Lumus is an Israeli-based company headquartered in Ness Ziona, Israel that creates optical waveguides for head-mounted displays. Founded in 2000, Lumus has developed technology for see-through wearable displays, via its patented Light-guide Optical Element (LOE) platform to market producers of smart glasses and augmented reality eyewear.

==Technology==
The LOE is the patented optical waveguide that makes use of multiple partial reflectors embedded in a single substrate to reflect a virtual image into the eye of the wearer. Specifically, the image is coupled into the LOE by a "Pod" (micro-display projector) that sits at the edge of the waveguide—in an eyeglass configuration, this is embedded in the temple of the glasses. The image travels through total internal reflection to the multiple array of partial reflectors and are reflected to the eye. While each partial reflector shows only a portion of the image, the optics are such that the wearer sees the combined array and perceives it as a single uniform image projected at infinity. The transparent display enables a virtual image to be seamlessly overlaid over the wearer's real world view. This is especially true when the source image comprises a black background with light color wording or symbology being displayed. Black is essentially see-through color, while lighter colored objects, symbols or characters appear to float in the wearer's line of sight.

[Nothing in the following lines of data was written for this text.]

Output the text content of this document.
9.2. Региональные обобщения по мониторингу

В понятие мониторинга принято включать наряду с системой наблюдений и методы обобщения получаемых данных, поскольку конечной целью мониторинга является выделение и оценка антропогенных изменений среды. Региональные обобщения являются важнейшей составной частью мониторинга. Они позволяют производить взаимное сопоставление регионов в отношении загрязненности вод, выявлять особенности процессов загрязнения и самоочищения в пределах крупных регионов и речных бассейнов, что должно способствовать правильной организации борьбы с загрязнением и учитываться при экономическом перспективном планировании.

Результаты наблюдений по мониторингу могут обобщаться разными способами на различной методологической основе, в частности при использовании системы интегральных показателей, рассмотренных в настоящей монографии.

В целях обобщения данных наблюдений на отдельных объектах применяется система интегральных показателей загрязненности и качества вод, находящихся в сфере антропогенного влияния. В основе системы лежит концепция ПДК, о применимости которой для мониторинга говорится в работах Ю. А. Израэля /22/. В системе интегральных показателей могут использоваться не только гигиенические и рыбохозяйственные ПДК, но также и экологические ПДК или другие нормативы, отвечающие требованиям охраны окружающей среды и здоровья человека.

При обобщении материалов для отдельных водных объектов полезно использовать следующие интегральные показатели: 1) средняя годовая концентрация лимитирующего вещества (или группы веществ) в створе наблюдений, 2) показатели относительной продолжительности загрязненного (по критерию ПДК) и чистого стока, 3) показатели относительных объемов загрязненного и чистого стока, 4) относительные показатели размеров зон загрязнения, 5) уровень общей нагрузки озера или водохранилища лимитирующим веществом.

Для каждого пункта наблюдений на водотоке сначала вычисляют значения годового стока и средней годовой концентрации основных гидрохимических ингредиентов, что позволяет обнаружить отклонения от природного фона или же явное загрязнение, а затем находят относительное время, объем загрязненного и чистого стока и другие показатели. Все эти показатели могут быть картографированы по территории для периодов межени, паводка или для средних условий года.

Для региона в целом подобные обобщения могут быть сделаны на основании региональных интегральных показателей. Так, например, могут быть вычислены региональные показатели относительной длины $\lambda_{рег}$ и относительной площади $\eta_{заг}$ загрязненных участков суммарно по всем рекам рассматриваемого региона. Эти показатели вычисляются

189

Lumus, with the LOE, has a single waveguide that works on all colors. The thickness of their one LOE is similar to the stack of multiple (one per red, green, and blue) thinner waveguides on HoloLens. They simply cut the waveguide's entrance at an angle to get the light to enter (rather than use a color specific diffraction grating), and then they use a series of very specially designed partial mirrors to cause the light to exit.

The company builds reflective waveguides. They rely on microscopic etchings in transparent glass lenses that catch light being projected into their edges.

==Applications==
- Navigation
- Mobile applications
- Gaming
- Military

==Products==

In January 2025 Lumus introduced their new 2D geometric waveguide, Z-Lens with both 50 and 30 degrees available.

Using Lumus Optical Engines (OE) or development kits allows smart eyewear manufacturers to maintain their own industrial design and branding.

Lenovo announced at Transform 3.0 at Accelerate convention, that it's using Lumus AR glasses in its ThinkReality A6 headset.